Demokrasi adalah Sebuah Pilihan
Oleh: K.H. Abdurrahman Wahid
PENULIS selalu menyatakan jalan bagi kita sebagai bangsa adalah demokrasi untuk masa depan. Apakah sebabnya? Sedangkan penulis adalah bagian dari dunia kiai, namun menurut keyakinan penulis ingin menghidupkan demokrasi secara penuh. Demokrasi memang merupakan sebuah proses yang sangat panjang, memakan waktu yang menurut seorang pengamat akan berlangsung 80-90 tahun. Tetapi, masa panjang itu harus dimulai dengan pelaksanaan hal-hal minimal yang berfungsi sebagai permulaan proses tersebut. Karena berbagai lapisan masyarakat tidak berani mempertahankan demokrasi seperti yang terjadi dalam diri penulis yang dihalangi oleh KPU pusat untuk menjadi Calon Presiden (Capres) dalam pemilihan umum 2004 maka tinggal satu kelompok yang menurut penulis memiliki keberanian untuk itu, yaitu para kiai yang tergabung dalam lingkaran Nahdlatul Ulama (NU) dan Partai Kebangkitan Bangsa (PKB). Menurut penulis, yang harus dibuktikan dalam pemilu yang akan datang, rakyat hanya akan memilih mereka yang memperjuangkan demokrasi
Karena ‘terbiasa’ berbicara di hadapan puluhan ribu hingga ratusan ribu orang dalam rapat-rapat umum/pengajian-pengajian, maka penulis tahu persis bagaimana perasaan mereka yang menginginkan demokratisasi kehidupan. Hal ini terjadi karena penulis selama hidup berjuang untuk demokrasi dan Hak Asasi Manusia (HAM). Memang penulis memperkecil liputan HAM itu dengan memusatkan perhatian kepada keterlibatan diri dalam perlindungan kepada hak-hak minoritas dan sikap yang sama dari seluruh bangsa kepada tiap warga negara di muka undang-undang, maka penulis tidak begitu memperhatikan hal-hal lain. Demikian pula, penulis mengetahui dengan tepat bahwa negara kita seharusnya merupakan entitas yang kuat dan besar dalam percaturan dunia. Karena itu, penulis berjuang sepanjang hidup untuk menegakkan demokrasi sebagai persyaratan bagi berkembangnya Republik Indonesia sebagai bangsa yang kuat dan bangsa yang besar.

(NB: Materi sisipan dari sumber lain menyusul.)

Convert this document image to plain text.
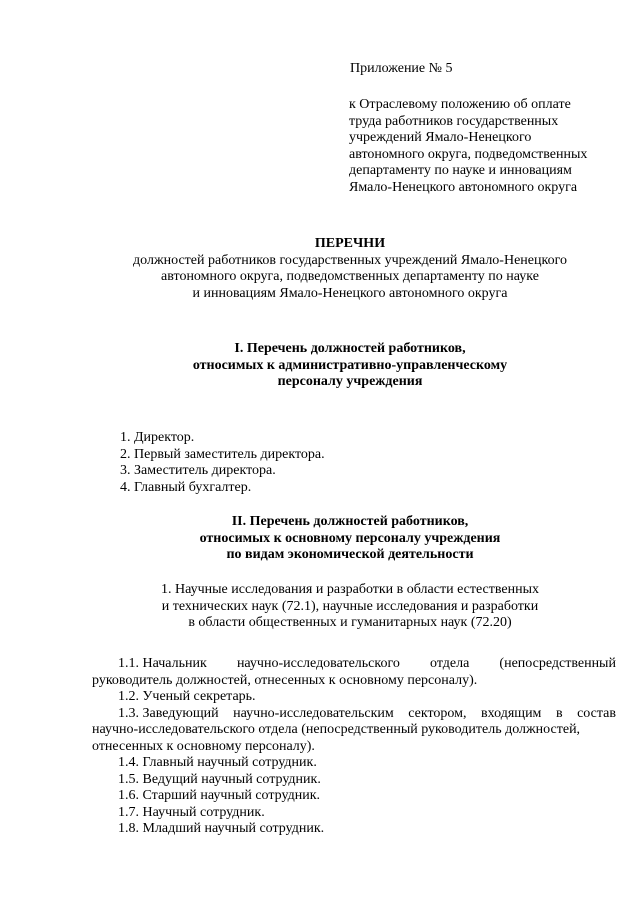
Приложение № 5
к Отраслевому положению об оплате
труда работников государственных
учреждений Ямало-Ненецкого
автономного округа, подведомственных
департаменту по науке и инновациям
Ямало-Ненецкого автономного округа
ПЕРЕЧНИ
должностей работников государственных учреждений Ямало-Ненецкого
автономного округа, подведомственных департаменту по науке
и инновациям Ямало-Ненецкого автономного округа
I. Перечень должностей работников,
относимых к административно-управленческому
персоналу учреждения
1. Директор.
2. Первый заместитель директора.
3. Заместитель директора.
4. Главный бухгалтер.
II. Перечень должностей работников,
относимых к основному персоналу учреждения
по видам экономической деятельности
1. Научные исследования и разработки в области естественных
и технических наук (72.1), научные исследования и разработки
в области общественных и гуманитарных наук (72.20)
1.1. Начальник научно-исследовательского отдела (непосредственный
руководитель должностей, отнесенных к основному персоналу).
1.2. Ученый секретарь.
1.3. Заведующий научно-исследовательским сектором, входящим в состав
научно-исследовательского отдела (непосредственный руководитель должностей,
отнесенных к основному персоналу).
1.4. Главный научный сотрудник.
1.5. Ведущий научный сотрудник.
1.6. Старший научный сотрудник.
1.7. Научный сотрудник.
1.8. Младший научный сотрудник.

Negara kita memiliki persyaratan untuk berkembang yang menjadi masyarakat yang kuat dan besar. Tiga hal utama yang sudah ada dan dimiliki saat ini, yaitu jumlah penduduk yang besar (antara 205 hingga 208 juta jiwa), kekayaan alam yang berlimpah ruah (terutama hasil hutan, hasil pertambangan dan hasil laut), dan letak geografis yang sangat strategis. Jika hal itu digunakan dengan tepat mengikuti kebijakan demi kebijakan pemerintah yang menuju ke arah itu, maka jelas bahwa kita akan menjadi bangsa yang kuat dan negara besar, kira-kira 10 sampai 15 tahun yang akan datang. Cita-cita itulah yang membuat penulis merasa ‘berkewajiban’ untuk menegakkan demokrasi di kawasan ini, yang penulis yakin juga di ingini oleh banyak orang dalam kehidupan kita saat ini. Karenanya tidak usah heran jika penulis selalu mengemukakan demokrasi dalam pidato-pidato dan tulisan-tulisan, terutama di tahun-tahun belakangan ini.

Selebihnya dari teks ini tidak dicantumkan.